Dementia is a growing concern throughout the Western world and beyond.
According to the Alzheimer’s Association, around 5.7 million adults in the United States are living with Alzheimer’s, the most common form of dementia.
By 2050, that figure is expected to rise to about 14 million.
As the average lifespan extends, so does the reach of dementia. Currently, there is no cure for dementia and no way to slow its progress.
Although many questions about dementia remain unanswered, our understanding is steadily growing. For instance, we know that a protein called tau plays an important role in a number of dementia types.
Tau and dementia
In healthy nerve cells, tau helps stabilize microtubules — the scaffolding that helps maintain the structure and rigidity of cells.
In dementia, however, tau becomes hyperphosphorylated and clumps together in so-called neurofibrillary tangles.
Scientists think that when tau is tangled, it damages nerve cells in at least two ways. Firstly, it can no longer support the microtubules; and, secondly, its presence in abnormal clumps is toxic to nerve cells. This leads to cell death and, eventually, the symptoms of dementia.
A recent study, published in the journal Nature Medicine, attempts to pin down the genetic origin of neurofibrillary tangles and hunts for potential ways to prevent them from developing.
In the past, researchers have identified genes linked to Alzheimer’s, but it is unclear exactly how they play a part in the disease’s progression.
To investigate further, the researchers used a technique called systems biology. This a way of modeling complex biological systems, taking into account the myriad interactions that occur in an organism — including the interplay between cell types, genes, the proteins produced, and how they affect each other.
The scientists focused on a mouse model of frontotemporal dementia, which is a type of dementia that develops earlier in life. The processes involved in this condition are similar to Alzheimer’s and another kind of dementia called supranuclear palsy.
Dr. Daniel Geschwind from the David Geffen School of Medicine at The University of California, Los Angeles, led the team of scientists.
Pinning down the genetic mechanism
Earlier animal experiments into dementia have not always translated well into humans. Dr. Geschwind believes that this might be because most studies rely on the use of just one inbred mouse strain. The team carried out their research on three genetically different strains of mice to avoid this pitfall.
Firstly, they studied a particular genetic process associated with a mutation that is known to cause tau buildup in certain forms of dementia.
After combining their data, they found two gene clusters that had associations with tau buildup and consequent neuronal death in all three strains of mice.
The scientists also identified that similar processes take place in human brains, which further strengthened their findings.

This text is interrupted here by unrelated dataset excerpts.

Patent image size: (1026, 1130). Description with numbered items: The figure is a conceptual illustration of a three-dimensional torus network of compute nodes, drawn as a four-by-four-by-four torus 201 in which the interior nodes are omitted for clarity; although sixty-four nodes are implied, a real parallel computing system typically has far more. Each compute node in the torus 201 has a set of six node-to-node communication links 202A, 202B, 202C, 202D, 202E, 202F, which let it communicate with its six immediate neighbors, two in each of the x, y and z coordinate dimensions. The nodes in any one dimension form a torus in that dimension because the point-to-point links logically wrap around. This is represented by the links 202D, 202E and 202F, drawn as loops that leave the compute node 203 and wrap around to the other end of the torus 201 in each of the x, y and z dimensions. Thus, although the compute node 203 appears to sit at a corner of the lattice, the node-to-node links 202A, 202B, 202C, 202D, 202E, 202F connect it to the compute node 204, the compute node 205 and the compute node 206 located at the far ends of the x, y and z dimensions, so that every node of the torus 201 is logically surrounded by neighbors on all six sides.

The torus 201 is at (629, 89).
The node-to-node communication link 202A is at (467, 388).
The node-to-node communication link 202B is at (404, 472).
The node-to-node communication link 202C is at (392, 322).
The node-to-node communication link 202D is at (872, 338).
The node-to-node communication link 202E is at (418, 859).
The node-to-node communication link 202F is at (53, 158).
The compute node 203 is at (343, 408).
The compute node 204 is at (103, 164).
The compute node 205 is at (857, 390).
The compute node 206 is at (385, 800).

Once the researchers had a clearer picture of the genetic mechanisms at work in neurodegeneration, they combed a database of experimental drugs to identify any that might intervene in the genetic process and potentially prevent cell death.
When they tested these molecules in the laboratory, they found evidence that they could interrupt neurodegeneration in human cells.
“Our study is the most comprehensive published effort to date to identify the source of neurodegeneration across species and provides an important roadmap for the development of potentially effective new drugs for Alzheimer’s disease and other dementia.”
Senior author Dr. Daniel Geschwind
“There is still a significant amount of work that needs to be done to develop drugs that could be effectively used in humans against these targets,” says Dr. Geschwind. This research is in its infancy, and we should not get too excited but, he continues, “this is an encouraging step.”